Comparison of substitution rates

To analyse the promoters of Nups and the control group of the m6A writer complex and readers, a region of 1000 nucleotides upstream and downstream of the TSS was used with the TSS as an anchor point. Regions were aligned between the five analysed Drosophila species (D. melanogaster, D. simulans, D. sechellia, D. yakuba, and D. erecta) and alignments were translated into events63. Per Tang and Lewontin (1999)63, 0 signified no sequence difference between all analysed species and 1 signified comparative sequence divergence for ≥ 1 species. The same was also performed for indels and base changes individually, where 0 signified no indel or base change event and 1 signified an indel or base change event for ≥ 1 species. A sliding window of five nucleotides upstream and downstream of each position was summed and processed to define sliding event (Se) scores which were used to generate heatmaps. Se scores were averaged between the different Nup subcomplexes and the m6A control. To calculate sequence change accumulation (percentage of events greater than the average control promoter sliding window score (d)), a 350 nucleotide region upstream of the approximated TATA box region was taken. The total number of Se scores greater than the average control Se (SeC) was divided by the total number of events in the region (N).

$$d = \frac{{\text{Total\;number\;of\;Se\;events\;where}\;Se > Se^{C} }}{N} \times {{100}}$$

Significance was defined by non-parametric chi-squared tests versus the control score with one degree of freedom, where the percentage groupings were > SeC (d) and ≤ SeC. P values ≤ 0.05 with Bonferroni correction were deemed statistically significant.

To compare the conservation rate of the Nup complex compared to the D. melanogaster genome, PhyloP27way scores for a region of 1000 nucleotides upstream and 300 nucleotides downstream of the TSS for all Drosophila genes was performed. Genes without data points for the full 1300 nucleotide region were omitted. Genome-wide and Nup complex mean PhyloP scores were calculated using R version 4.4.264. The average 350 nucleotide region upstream of the approximated TATA box region was compared between the two and significance was calculated using an unpaired student t-test. P values ≤ 0.05 were deemed statistically significant.
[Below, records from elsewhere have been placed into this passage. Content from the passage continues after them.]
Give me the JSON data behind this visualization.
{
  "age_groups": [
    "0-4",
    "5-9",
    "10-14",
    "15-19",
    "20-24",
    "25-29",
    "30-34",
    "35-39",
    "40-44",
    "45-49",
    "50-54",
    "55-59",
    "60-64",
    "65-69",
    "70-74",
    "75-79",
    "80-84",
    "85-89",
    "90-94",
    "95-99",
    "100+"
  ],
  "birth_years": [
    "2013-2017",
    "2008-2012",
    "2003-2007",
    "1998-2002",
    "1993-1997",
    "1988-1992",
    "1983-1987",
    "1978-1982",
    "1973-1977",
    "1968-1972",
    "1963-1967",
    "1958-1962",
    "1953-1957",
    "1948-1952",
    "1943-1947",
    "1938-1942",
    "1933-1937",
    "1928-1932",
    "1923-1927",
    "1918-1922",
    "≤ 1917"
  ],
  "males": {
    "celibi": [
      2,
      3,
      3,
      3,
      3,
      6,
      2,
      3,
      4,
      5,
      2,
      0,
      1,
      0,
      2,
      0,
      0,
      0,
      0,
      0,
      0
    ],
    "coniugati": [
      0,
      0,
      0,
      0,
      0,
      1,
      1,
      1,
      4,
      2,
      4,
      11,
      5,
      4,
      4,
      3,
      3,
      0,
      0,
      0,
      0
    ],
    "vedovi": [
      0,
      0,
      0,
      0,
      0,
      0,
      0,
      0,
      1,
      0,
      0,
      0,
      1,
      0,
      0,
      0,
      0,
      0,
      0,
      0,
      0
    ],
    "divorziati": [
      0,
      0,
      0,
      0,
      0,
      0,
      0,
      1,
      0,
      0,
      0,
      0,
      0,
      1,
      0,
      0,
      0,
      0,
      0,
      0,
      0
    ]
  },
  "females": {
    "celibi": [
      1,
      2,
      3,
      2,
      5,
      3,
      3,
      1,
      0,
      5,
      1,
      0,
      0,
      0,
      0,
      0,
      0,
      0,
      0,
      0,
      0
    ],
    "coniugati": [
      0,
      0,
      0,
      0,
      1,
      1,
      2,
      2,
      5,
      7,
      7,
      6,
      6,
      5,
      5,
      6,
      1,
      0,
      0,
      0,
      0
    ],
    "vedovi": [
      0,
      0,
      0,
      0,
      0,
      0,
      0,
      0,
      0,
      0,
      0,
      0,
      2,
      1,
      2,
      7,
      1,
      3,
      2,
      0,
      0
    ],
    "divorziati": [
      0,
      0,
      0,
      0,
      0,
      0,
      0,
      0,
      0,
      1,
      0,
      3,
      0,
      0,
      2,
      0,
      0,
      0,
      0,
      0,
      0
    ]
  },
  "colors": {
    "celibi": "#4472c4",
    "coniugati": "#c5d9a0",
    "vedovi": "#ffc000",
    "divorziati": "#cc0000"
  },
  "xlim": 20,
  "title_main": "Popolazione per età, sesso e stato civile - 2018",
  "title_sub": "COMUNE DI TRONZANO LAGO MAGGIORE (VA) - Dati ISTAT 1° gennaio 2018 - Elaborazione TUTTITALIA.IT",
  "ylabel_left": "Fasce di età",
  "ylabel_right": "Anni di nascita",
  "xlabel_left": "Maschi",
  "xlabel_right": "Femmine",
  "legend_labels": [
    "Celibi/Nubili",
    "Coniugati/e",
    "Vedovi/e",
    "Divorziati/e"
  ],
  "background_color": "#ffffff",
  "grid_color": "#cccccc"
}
For the same region of the Nup complex and genome average PhyloP d (dP) was calculated, and significance determined as follows: the total number of PhyloP (p) scores in the 350 nucleotide regions less than the control group average promoter region (pC) replaced the total number of Se events where Se > SeC (see below).

$$d^{P} = \frac{{\text{Total\;number\;of}\;p\;{\text{scores }}< p^{C} }}{N} \times {{100}}$$

Significance was defined by non-parametric chi-squared tests versus the control score with one degree of freedom, where the percentage groupings were < pC (dP) and ≥ pC. P values ≤ 0.05 were deemed statistically significant.